First if anything like this is on the right track it further dooms the kind of big data investigations that I discussed here. What’s relevant is potentially unbounded. There’s no algorithm to determine it. To use Knight-Keynes lingo (see note 3), much of inquiry is uncertain rather than risky. If so, it’s not the kind of problem that big data statistical analysis will substantially crack precisely because inquiry is uncertain, not merely risky.[6]

Second, statistical language learning methods will be relevant in exactly those domains where the mind provides a lot of structure to the hypothesis space.  Absent this kind of UG-like structuring, sophisticated methods will likely fail. Word learning is an unstructured domain. Saussurian arbitrariness (the relation between a concept and the sound that tags it being arbitrary) implies that there isn’t much structure to word the learning context and, as MSTG show, in this domain, statistical learning methods are worse than useless, they are wrong. So, if you like statistical language learning and hope to apply it fruitfully you’d better hope that UG is pretty rich.

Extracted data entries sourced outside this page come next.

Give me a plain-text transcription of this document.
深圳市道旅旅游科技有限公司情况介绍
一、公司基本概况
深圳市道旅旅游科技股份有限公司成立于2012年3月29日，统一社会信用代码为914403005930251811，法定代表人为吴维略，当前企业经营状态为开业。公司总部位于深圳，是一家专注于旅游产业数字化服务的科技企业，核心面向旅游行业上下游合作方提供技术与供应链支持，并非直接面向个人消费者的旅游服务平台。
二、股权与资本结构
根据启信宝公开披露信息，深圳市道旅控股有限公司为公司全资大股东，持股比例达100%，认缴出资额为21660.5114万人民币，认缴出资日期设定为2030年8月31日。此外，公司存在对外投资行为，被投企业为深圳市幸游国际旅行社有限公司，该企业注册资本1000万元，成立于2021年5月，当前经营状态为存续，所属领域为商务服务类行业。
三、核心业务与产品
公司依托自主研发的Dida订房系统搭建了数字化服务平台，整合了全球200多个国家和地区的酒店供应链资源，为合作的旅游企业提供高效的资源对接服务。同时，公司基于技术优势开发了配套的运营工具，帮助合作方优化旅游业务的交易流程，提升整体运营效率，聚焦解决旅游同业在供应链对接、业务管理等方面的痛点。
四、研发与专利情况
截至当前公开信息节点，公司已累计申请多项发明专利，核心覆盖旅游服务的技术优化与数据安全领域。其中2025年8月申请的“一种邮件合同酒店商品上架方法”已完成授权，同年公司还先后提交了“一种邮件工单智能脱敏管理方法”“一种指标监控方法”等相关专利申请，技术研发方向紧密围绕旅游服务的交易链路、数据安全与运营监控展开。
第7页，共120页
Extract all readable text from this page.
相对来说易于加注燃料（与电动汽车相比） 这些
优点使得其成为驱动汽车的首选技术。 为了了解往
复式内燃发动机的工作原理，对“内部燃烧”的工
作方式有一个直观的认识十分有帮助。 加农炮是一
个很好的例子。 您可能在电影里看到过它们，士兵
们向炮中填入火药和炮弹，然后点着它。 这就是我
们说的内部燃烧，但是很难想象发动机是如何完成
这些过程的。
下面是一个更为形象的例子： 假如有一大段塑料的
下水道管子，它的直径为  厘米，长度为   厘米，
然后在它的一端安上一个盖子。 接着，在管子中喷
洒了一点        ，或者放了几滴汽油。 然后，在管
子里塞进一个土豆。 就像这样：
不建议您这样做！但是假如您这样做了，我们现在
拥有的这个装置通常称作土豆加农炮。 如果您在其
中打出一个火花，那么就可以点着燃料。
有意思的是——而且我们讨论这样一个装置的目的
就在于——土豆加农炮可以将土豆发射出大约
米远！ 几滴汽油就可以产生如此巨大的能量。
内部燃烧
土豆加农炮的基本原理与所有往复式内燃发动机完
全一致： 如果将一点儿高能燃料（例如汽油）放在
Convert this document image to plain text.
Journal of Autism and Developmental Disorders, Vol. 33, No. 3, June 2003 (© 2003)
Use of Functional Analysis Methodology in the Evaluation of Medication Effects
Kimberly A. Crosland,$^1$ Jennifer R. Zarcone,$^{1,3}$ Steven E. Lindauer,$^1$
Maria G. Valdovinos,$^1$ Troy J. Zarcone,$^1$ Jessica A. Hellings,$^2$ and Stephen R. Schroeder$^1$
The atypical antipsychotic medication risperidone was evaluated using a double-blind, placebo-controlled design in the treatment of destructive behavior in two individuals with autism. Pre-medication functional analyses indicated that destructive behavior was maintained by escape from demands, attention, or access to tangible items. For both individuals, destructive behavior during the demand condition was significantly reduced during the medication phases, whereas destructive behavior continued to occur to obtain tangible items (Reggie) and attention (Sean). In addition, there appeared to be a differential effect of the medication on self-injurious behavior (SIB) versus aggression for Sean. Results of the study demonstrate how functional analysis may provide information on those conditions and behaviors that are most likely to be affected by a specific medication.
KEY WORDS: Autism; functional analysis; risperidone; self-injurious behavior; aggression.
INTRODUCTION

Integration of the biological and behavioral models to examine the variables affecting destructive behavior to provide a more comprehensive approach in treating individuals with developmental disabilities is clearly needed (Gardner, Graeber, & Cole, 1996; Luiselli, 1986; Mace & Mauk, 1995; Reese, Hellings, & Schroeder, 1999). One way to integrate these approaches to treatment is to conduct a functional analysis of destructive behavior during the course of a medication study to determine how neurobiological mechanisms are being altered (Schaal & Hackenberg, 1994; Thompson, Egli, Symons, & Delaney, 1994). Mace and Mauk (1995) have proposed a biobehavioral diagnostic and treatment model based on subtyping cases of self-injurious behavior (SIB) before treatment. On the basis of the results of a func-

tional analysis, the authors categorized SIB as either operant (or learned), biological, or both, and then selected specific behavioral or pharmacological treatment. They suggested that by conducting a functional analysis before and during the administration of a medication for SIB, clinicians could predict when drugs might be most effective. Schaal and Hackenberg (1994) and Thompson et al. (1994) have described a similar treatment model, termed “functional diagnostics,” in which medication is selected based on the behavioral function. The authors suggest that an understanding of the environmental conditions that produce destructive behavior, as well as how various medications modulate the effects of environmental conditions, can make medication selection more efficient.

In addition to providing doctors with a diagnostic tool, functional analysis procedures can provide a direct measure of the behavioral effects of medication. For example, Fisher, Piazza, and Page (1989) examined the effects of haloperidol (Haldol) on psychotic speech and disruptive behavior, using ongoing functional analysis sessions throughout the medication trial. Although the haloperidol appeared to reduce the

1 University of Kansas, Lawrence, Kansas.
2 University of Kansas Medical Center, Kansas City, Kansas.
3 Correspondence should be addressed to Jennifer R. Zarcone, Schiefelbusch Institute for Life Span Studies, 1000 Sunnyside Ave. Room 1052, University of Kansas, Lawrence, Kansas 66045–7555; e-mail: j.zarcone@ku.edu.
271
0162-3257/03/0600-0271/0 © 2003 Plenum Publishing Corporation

Third, there are two reasons for doubting that MSTG’s point will be quickly accepted. First, though simple, Baye’s Law looks a lot more impressive than ‘guess and stick’ or ‘first is best.’  There is a law of academia that requires that complicated trump simple. Simple may be elegant, but complexity, because it is obviously hard and shows off mental muscles (or at least appears to), enhances reputations and can be used to order status hierarchies. Why use simple rules when complex ones are available? Second, truisms are hard to resist because they do seem so true. As such the Stats Truism will not soon be dislodged. However, MSTG’s argument should at least open up our minds enough to consider the possibility that it may be more truthy than true.



[1] I believe that this is currently the dominant view in parsing (but remember I am no expert here). Earlier theories (see here) did not assume that multiple hypotheses were carried forward in time but that once decisions were made about the structure, alternatives were dropped. This was used to account for garden path phenomena and was motivated theoretically by the parsing efficiency of deterministic left corner parsers. 
[2] MSTG have an interesting discussion of how kids recover from a wrong guess (of which there are no doubt many). In effect, they “forget” what they guessed before.  Wrong guesses are easier to forget, correct ones stick in memory longer.  Forgetting allows this “first-is-best” process to reengage and allows the kid to guess again.
[3] Remember Cartwright’s observation (here for discussion) that Hume’s dictum is hard to replicate in the world outside the lab? Here’s a simple example of what she means.
[4] Sophisticated methods triumph when uncertainty can be reduced to risk. We tend to assume that these two concepts are the same. However, two very smart people argued otherwise: Frank Knight and J.M. Keynes argued for the importance of the distinction and urged that we not assimilate the two. The crux of the difference is that whereas risk is calculable, uncertainty is not. Statistical methods are appropriate in evaluating risk but not in taming uncertainty.
[5] Gigerenzer and Haldane also try to identify the circumstances under which more sophisticated procedures come into their own and best the simple rules of thumb.
[6] A point also made by Popper here. We cannot estimate what we don’t know. There are, in the immortal words of D. Rumsfeld “unknown unknowns.”